CHEOPS launch: Watch live as new satellite to study alien worlds blasts off – CNET

cheopss

An artist’s impression of CHEOPS and exoplanets.


ESA/ATG medialab

The European Space Agency’s (ESA) “Characterizing Exoplanets Satellite” (CHEOPS) is scheduled to launch on Dec. 17 from the spaceport in Kourou, French Guiana. The space observatory is designed to study, in great detail, alien worlds astronomers have discovered outside of our solar system. It will fly on the back of a Russian Soyuz-FG and be placed into low-Earth orbit approximately 145 minutes after launch.

If you’re in the US and are keen on seeing these satellites get to space, you’ll likely be pulling a late night. The launch is scheduled for the unfriendly time of 12:54 a.m. PT (3:43 a.m. ET) on Dec. 17.

Coverage of the launch will be handled by the ESA, which is operating a livestream at its website and Vimeo. If a YouTube link becomes available, we’ll make sure to include it right here. Coverage will kick off a little prior to launch at 12:30 a.m. PT.

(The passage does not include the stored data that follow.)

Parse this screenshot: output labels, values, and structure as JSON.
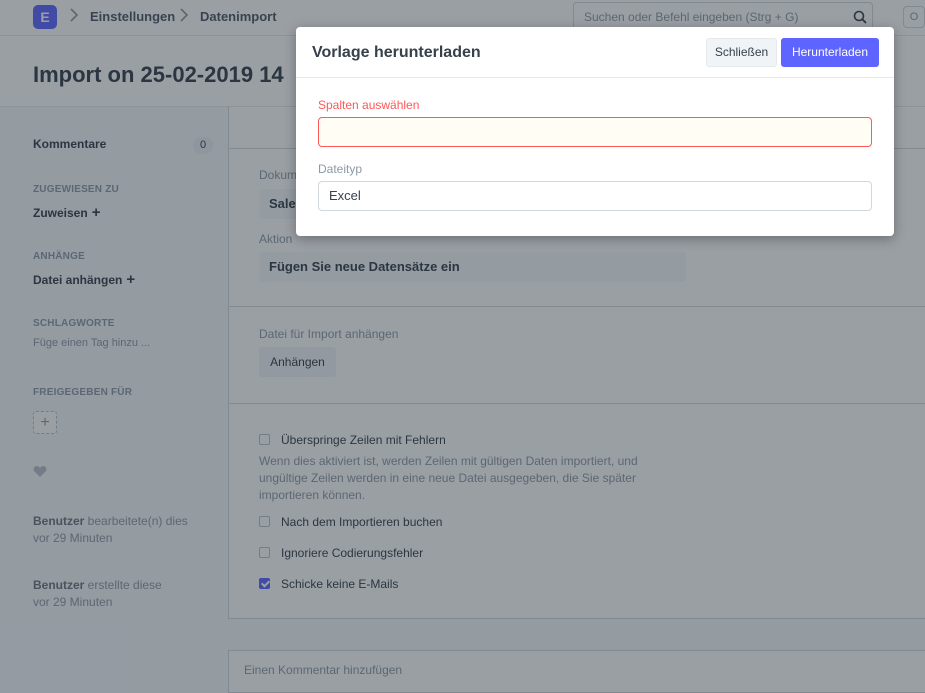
{
  "navbar": {
    "logo_letter": "E",
    "breadcrumbs": [
      "Einstellungen",
      "Datenimport"
    ],
    "search_placeholder": "Suchen oder Befehl eingeben (Strg + G)",
    "avatar_letter": "O"
  },
  "page": {
    "title": "Import on 25-02-2019 14"
  },
  "sidebar": {
    "comments_label": "Kommentare",
    "comments_count": "0",
    "assigned_label": "Zugewiesen zu",
    "assign_action": "Zuweisen",
    "attachments_label": "Anhänge",
    "attach_action": "Datei anhängen",
    "tags_label": "Schlagworte",
    "tags_placeholder": "Füge einen Tag hinzu ...",
    "shared_label": "Freigegeben für",
    "modified": {
      "user": "Benutzer",
      "text": " bearbeitete(n) dies",
      "time": "vor 29 Minuten"
    },
    "created": {
      "user": "Benutzer",
      "text": " erstellte diese",
      "time": "vor 29 Minuten"
    }
  },
  "form": {
    "doctype_label": "Dokum",
    "doctype_value": "Sale",
    "action_label": "Aktion",
    "action_value": "Fügen Sie neue Datensätze ein",
    "attach_label": "Datei für Import anhängen",
    "attach_button": "Anhängen",
    "checkboxes": [
      {
        "label": "Überspringe Zeilen mit Fehlern",
        "checked": false
      },
      {
        "label": "Nach dem Importieren buchen",
        "checked": false
      },
      {
        "label": "Ignoriere Codierungsfehler",
        "checked": false
      },
      {
        "label": "Schicke keine E-Mails",
        "checked": true
      }
    ],
    "skip_errors_help": "Wenn dies aktiviert ist, werden Zeilen mit gültigen Daten importiert, und ungültige Zeilen werden in eine neue Datei ausgegeben, die Sie später importieren können.",
    "comment_placeholder": "Einen Kommentar hinzufügen"
  },
  "modal": {
    "title": "Vorlage herunterladen",
    "close_button": "Schließen",
    "primary_button": "Herunterladen",
    "columns_label": "Spalten auswählen",
    "columns_value": "",
    "filetype_label": "Dateityp",
    "filetype_value": "Excel"
  },
  "colors": {
    "primary": "#5e64ff",
    "error": "#ff5858"
  }
}
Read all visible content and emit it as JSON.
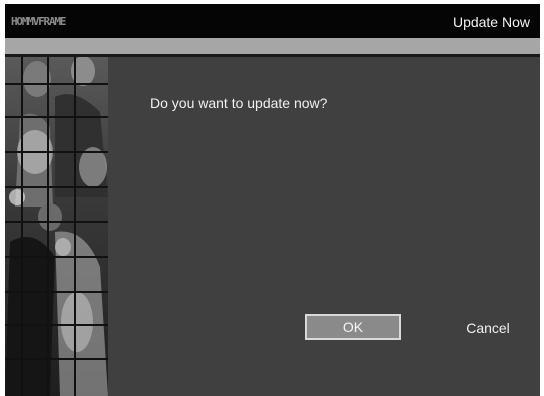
{
  "header": {
    "brand": "HOMMVFRAME",
    "title": "Update Now"
  },
  "sidebar": {
    "image": "wedding-photo-mosaic"
  },
  "dialog": {
    "message": "Do you want to update now?",
    "ok_label": "OK",
    "cancel_label": "Cancel"
  },
  "colors": {
    "background": "#404040",
    "topbar": "#050505",
    "strip": "#a6a6a6",
    "ok_button": "#8a8a8a",
    "text": "#f0f0f0"
  }
}
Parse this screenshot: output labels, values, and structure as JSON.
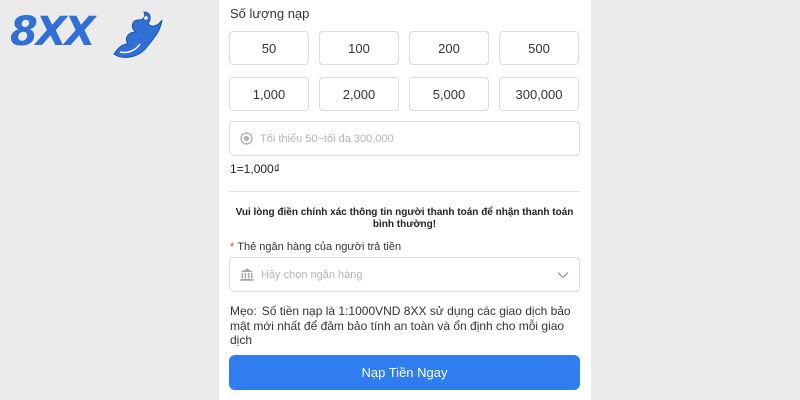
{
  "brand": {
    "logo_text": "8XX",
    "color": "#2f6fd6"
  },
  "form": {
    "amount_section_label": "Số lượng nạp",
    "amount_options": [
      "50",
      "100",
      "200",
      "500",
      "1,000",
      "2,000",
      "5,000",
      "300,000"
    ],
    "amount_placeholder": "Tối thiểu 50~tối đa 300,000",
    "amount_value": "",
    "rate": "1=1,000₫",
    "notice": "Vui lòng điền chính xác thông tin người thanh toán để nhận thanh toán bình thường!",
    "bank_required_mark": "*",
    "bank_label": "Thẻ ngân hàng của người trả tiền",
    "bank_placeholder": "Hãy chọn ngân hàng",
    "tip_label": "Mẹo:",
    "tip_text": "Số tiền nạp là 1:1000VND 8XX sử dụng các giao dịch bảo mật mới nhất để đảm bảo tính an toàn và ổn định cho mỗi giao dịch",
    "submit_label": "Nạp Tiền Ngay"
  },
  "icons": {
    "amount_input": "coin-icon",
    "bank_select": "bank-icon",
    "dropdown": "chevron-down-icon"
  },
  "colors": {
    "primary": "#2f7dee",
    "required": "#e53935",
    "placeholder": "#b5b5b5",
    "background": "#ebebeb",
    "border": "#dcdcdc"
  }
}
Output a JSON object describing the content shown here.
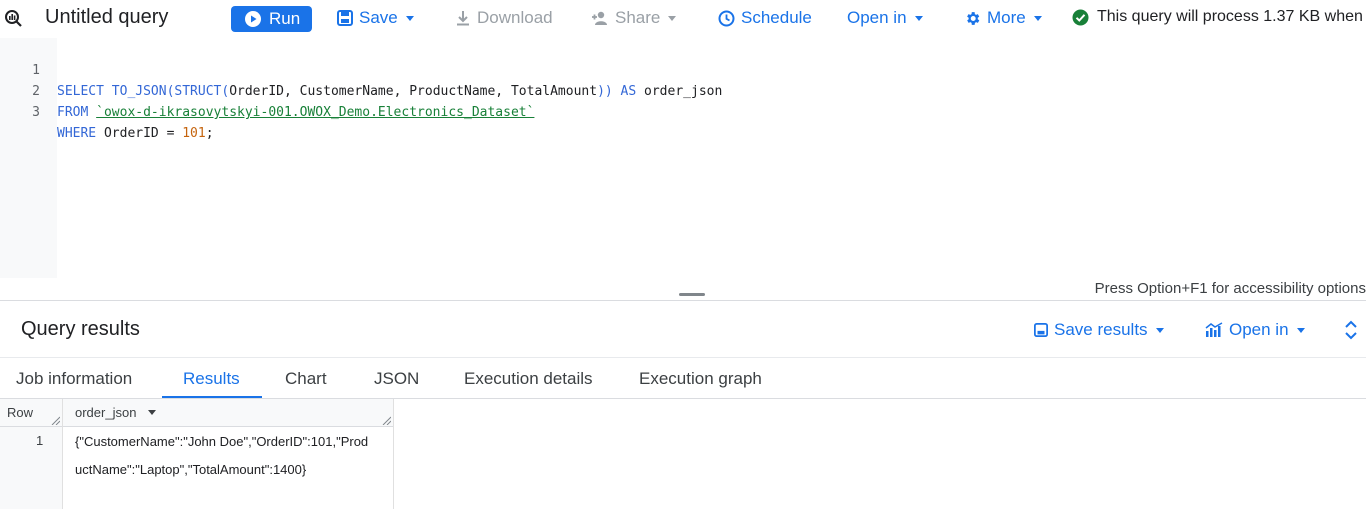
{
  "toolbar": {
    "title": "Untitled query",
    "run_label": "Run",
    "save_label": "Save",
    "download_label": "Download",
    "share_label": "Share",
    "schedule_label": "Schedule",
    "open_in_label": "Open in",
    "more_label": "More",
    "status_text": "This query will process 1.37 KB when ..."
  },
  "editor": {
    "lines": [
      {
        "num": "1",
        "kw1": "SELECT",
        "fn": " TO_JSON(STRUCT(",
        "rest": "OrderID, CustomerName, ProductName, TotalAmount",
        "close": "))",
        "kw2": " AS",
        "alias": " order_json"
      },
      {
        "num": "2",
        "kw1": "FROM",
        "table": "`owox-d-ikrasovytskyi-001.OWOX_Demo.Electronics_Dataset`"
      },
      {
        "num": "3",
        "kw1": "WHERE",
        "ident": " OrderID = ",
        "num_val": "101",
        "end": ";"
      }
    ],
    "accessibility_hint": "Press Option+F1 for accessibility options"
  },
  "results": {
    "title": "Query results",
    "save_results_label": "Save results",
    "open_in_label": "Open in",
    "tabs": [
      "Job information",
      "Results",
      "Chart",
      "JSON",
      "Execution details",
      "Execution graph"
    ],
    "active_tab": "Results",
    "columns": [
      "Row",
      "order_json"
    ],
    "rows": [
      {
        "row": "1",
        "order_json": "{\"CustomerName\":\"John Doe\",\"OrderID\":101,\"ProductName\":\"Laptop\",\"TotalAmount\":1400}"
      }
    ]
  },
  "colors": {
    "accent": "#1a73e8",
    "success": "#188038"
  }
}
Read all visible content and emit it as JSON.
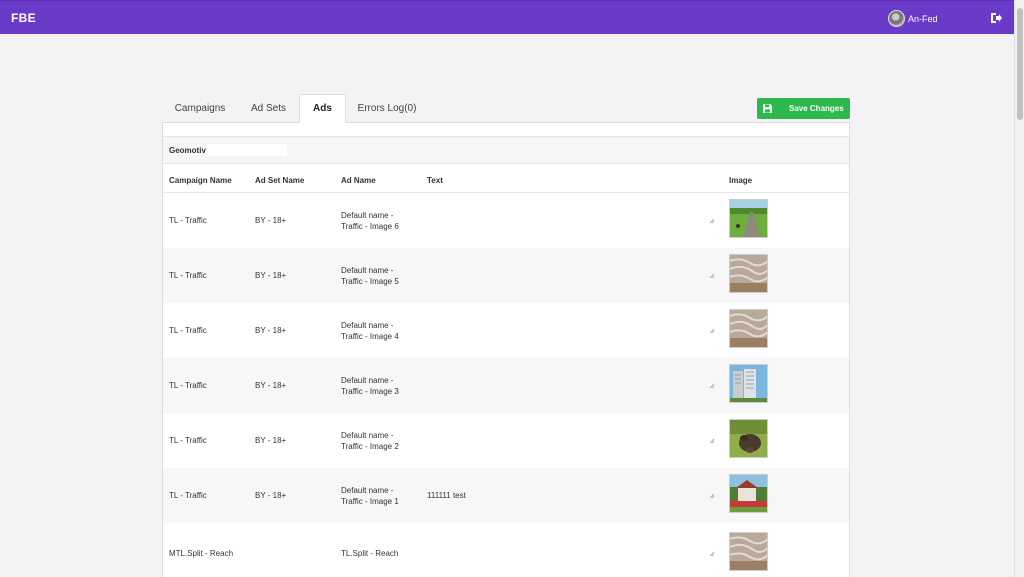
{
  "app": {
    "brand": "FBE"
  },
  "user": {
    "name": "An-Fed"
  },
  "tabs": [
    {
      "label": "Campaigns",
      "active": false
    },
    {
      "label": "Ad Sets",
      "active": false
    },
    {
      "label": "Ads",
      "active": true
    },
    {
      "label": "Errors Log(0)",
      "active": false
    }
  ],
  "actions": {
    "save_label": "Save Changes",
    "save_color": "#2db84d"
  },
  "account": {
    "name": "Geomotiv"
  },
  "table": {
    "headers": {
      "campaign": "Campaign Name",
      "adset": "Ad Set Name",
      "adname": "Ad Name",
      "text": "Text",
      "image": "Image"
    },
    "rows": [
      {
        "campaign": "TL - Traffic",
        "adset": "BY - 18+",
        "adname_l1": "Default name -",
        "adname_l2": "Traffic - Image 6",
        "text": "",
        "image": "field-road-photo"
      },
      {
        "campaign": "TL - Traffic",
        "adset": "BY - 18+",
        "adname_l1": "Default name -",
        "adname_l2": "Traffic - Image 5",
        "text": "",
        "image": "dune-texture-photo"
      },
      {
        "campaign": "TL - Traffic",
        "adset": "BY - 18+",
        "adname_l1": "Default name -",
        "adname_l2": "Traffic - Image 4",
        "text": "",
        "image": "dune-texture-photo"
      },
      {
        "campaign": "TL - Traffic",
        "adset": "BY - 18+",
        "adname_l1": "Default name -",
        "adname_l2": "Traffic - Image 3",
        "text": "",
        "image": "building-photo"
      },
      {
        "campaign": "TL - Traffic",
        "adset": "BY - 18+",
        "adname_l1": "Default name -",
        "adname_l2": "Traffic - Image 2",
        "text": "",
        "image": "boar-photo"
      },
      {
        "campaign": "TL - Traffic",
        "adset": "BY - 18+",
        "adname_l1": "Default name -",
        "adname_l2": "Traffic - Image 1",
        "text": "111111 test",
        "image": "house-garden-photo"
      },
      {
        "campaign": "MTL.Split - Reach",
        "adset": "",
        "adname_l1": "TL.Split - Reach",
        "adname_l2": "",
        "text": "",
        "image": "dune-texture-photo"
      }
    ]
  },
  "colors": {
    "topbar": "#6a3ac8",
    "save": "#2db84d"
  }
}
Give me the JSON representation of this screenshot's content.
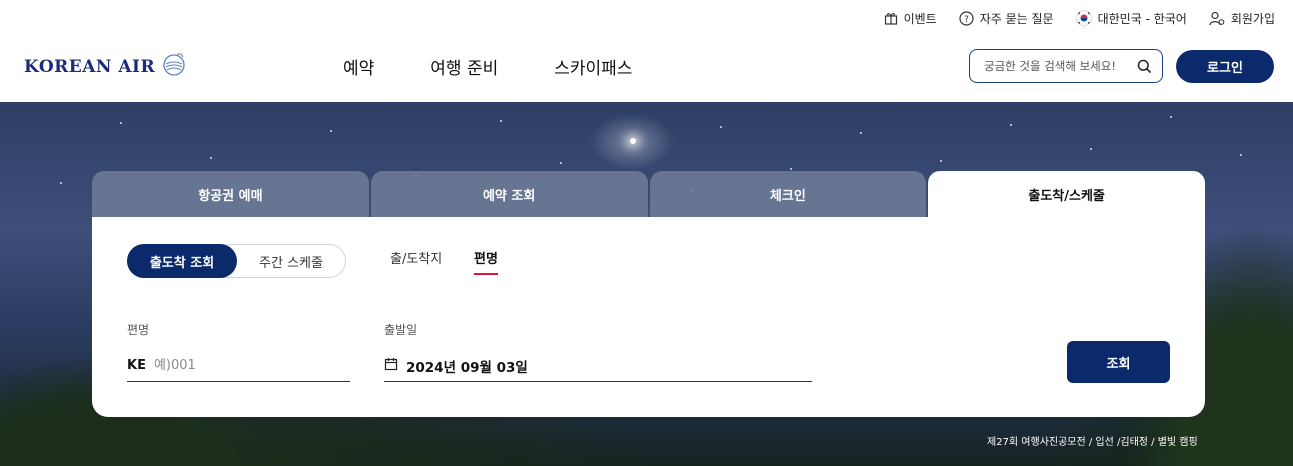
{
  "header": {
    "utility": {
      "event": "이벤트",
      "faq": "자주 묻는 질문",
      "language": "대한민국 - 한국어",
      "signup": "회원가입"
    },
    "logo_text": "KOREAN AIR",
    "nav": [
      "예약",
      "여행 준비",
      "스카이패스"
    ],
    "search": {
      "placeholder": "궁금한 것을 검색해 보세요!",
      "icon": "search-icon"
    },
    "login_label": "로그인"
  },
  "widget": {
    "tabs": [
      "항공권 예매",
      "예약 조회",
      "체크인",
      "출도착/스케줄"
    ],
    "active_tab": "출도착/스케줄",
    "mode_toggle": {
      "selected": "출도착 조회",
      "other": "주간 스케줄"
    },
    "search_by": {
      "route": "출/도착지",
      "flight_no": "편명",
      "selected": "편명"
    },
    "flight": {
      "label": "편명",
      "prefix": "KE",
      "placeholder": "예)001"
    },
    "date": {
      "label": "출발일",
      "value": "2024년 09월 03일",
      "icon": "calendar-icon"
    },
    "submit_label": "조회"
  },
  "hero": {
    "credit": "제27회 여행사진공모전 / 입선 /김태정 / 별빛 캠핑"
  },
  "colors": {
    "primary_navy": "#0b2a6c",
    "accent_red": "#d6193d",
    "tab_inactive": "#6e7d96"
  }
}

The chief mission for CHEOPS, an observatory the size of a mini fridge, is to measure the size of exoplanets discovered by late, great planet hunting machines such as the Kepler space telescope. The exoplanets CHEOPS is most interested in fall in the mass range between a super-Earth and Neptune. 

With high-precision measurements, the observatory will allow researchers to better understand the composition of exoplanets and investigate whether or not they may be potentially habitable worlds.